Toutes les catégories d’artistes ont désormais droit à leur biographie dessinée : architectes (Le Corbusier, architecte parmi les hommes, de Thévenet et Rébéna, Dupuis, 2010), musiciens (Léonard Cohen : sur un fil, de Philippe Girard, Casterman, 2021), sculpteurs (Brancusi contre États-Unis, de Arnaud Nebbache, Dargaud, 2023), cinéastes (Alice Guy, de Catel et Bosquet, Casterman, 2021), peintres (cent exemples ici, dont le récent Dali de Julie Birmant et Clément Oubrerie, chez Dargaud), et même créateurs de bande dessinée (Les Aventures d’Hergé, par Bocquet, Fromental et Stanislas, édition augmentée : Dargaud, 2017).
Les écrivains ne sont pas en reste : après Rimbaud, Camus, Woolf, Zweig, Hemingway et quelques autres, voici, peut-être moins attendu, L’Intranquille Monsieur Pessoa, de Barral (éditions Dargaud), l’une des bonnes surprises de cet automne. Le nom de Barral a longtemps été associé à de la BD de genre : polar (la série Baker Street, avec Pierre Veys, trois Nestor Burma, en alternance avec Moynot), espionnage (Les Ailes de plomb, avec Christophe Gibelin) ou parodie (Les Aventures de Philip et Francis, avec Veys encore). Il confirme ici le tournant amorcé avec Sur un air de fado en 2021, s’affirmant comme un auteur complet de romans graphiques ambitieux et personnels.
La vie de Fernando Pessoa, le grand écrivain lisboète, n’a rien de romanesque et ne constitue pas a priori un « bon sujet ». Il mena principalement une existence d’employé de bureau, comme traducteur commercial, et en fait de liaison féminine, on ne lui connut qu’une éphémère fiancée, Ofélia Queiroz (leur relation avait déjà inspiré naguère un album à Éric Lambé : Ophélie et les directeurs de ressources humaines, Fremok, 2000).
Barral ne fait du reste aucun référence à ses années d’adolescence vécues en Afrique du Sud : c’est qu’il signe moins une biographie qu’un portrait et une méditation. On le sent fasciné par la trajectoire littéraire de l’auteur du Livre de l’intranquillité, qui s’était inventé plusieurs dizaines d’alias (les fameux « hétéronymes » dont les plus notoires sont Alberto Caeiro, Ricardo Reis, Alvaro de Campos et Bernardo Soares) et qui, à sa mort, laissa une malle remplie de textes inédits, lui qui n’avait eu le temps de publier qu’un seul livre en portugais de son vivant, le recueil de poèmes Message (mensagem), en 1934.

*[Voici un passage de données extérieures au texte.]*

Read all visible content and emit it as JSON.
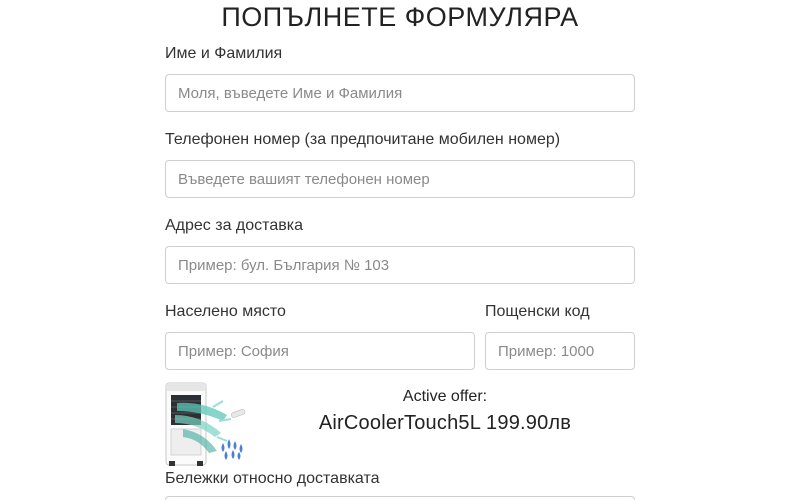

Sa mort, justement, survenue à l’âge précoce de 47 ans et causée par une cirrhose, aimante l’ensemble du récit. Pour éclairer les aspects qui l’intéressent de la vie et de la personnalité de son modèle, Barral met ses pas dans ceux d’un journaliste (qui se rêve lui-même écrivain) chargé d’écrire la notice nécrologique et qui mène l’enquête auprès de ses proches, tandis que Pessoa lui-même, prématurément vieilli, vit ses derniers jours, secoué de quintes de toux.
Il en résulte un récit façon puzzle, avec des allers-retours dans le temps, et un double éparpillement de la personne de Pessoa : entre ses différents hétéronymes (personnifiés par des sortes de « fantômes » avec lesquels il est aux prises, et qui paraissent réels) et les visages qu’il a présentés à des âges différents (récapitulés dans une belle planche, à la page 115). Un album qui prend son temps aussi, s’attardant sur les déambulations des personnages dans Lisbonne, ou les séances de rasage quotidiennes chez le barbier – et qui doit être lu de même, sans précipitation.
Un livre, enfin, qui sera d’autant mieux apprécié que le lecteur possédera déjà une certaine familiarité avec l’œuvre de Pessoa, car nombre de références ne sont pas explicitées. Tel bureau de tabac aperçu de ses fenêtres lui a inspiré un texte célèbre, et les papillons qui se posent sur lui proviennent d’un poème dont les premiers vers sont
Passe un papillon devant moi
Et pour la première fois dans l’univers je remarque
Que les papillons n’ont pas plus de couleur que de mouvement
[Barral, L’Intranquille Monsieur Pessoa, Dargaud, 136 pages, 25 €.]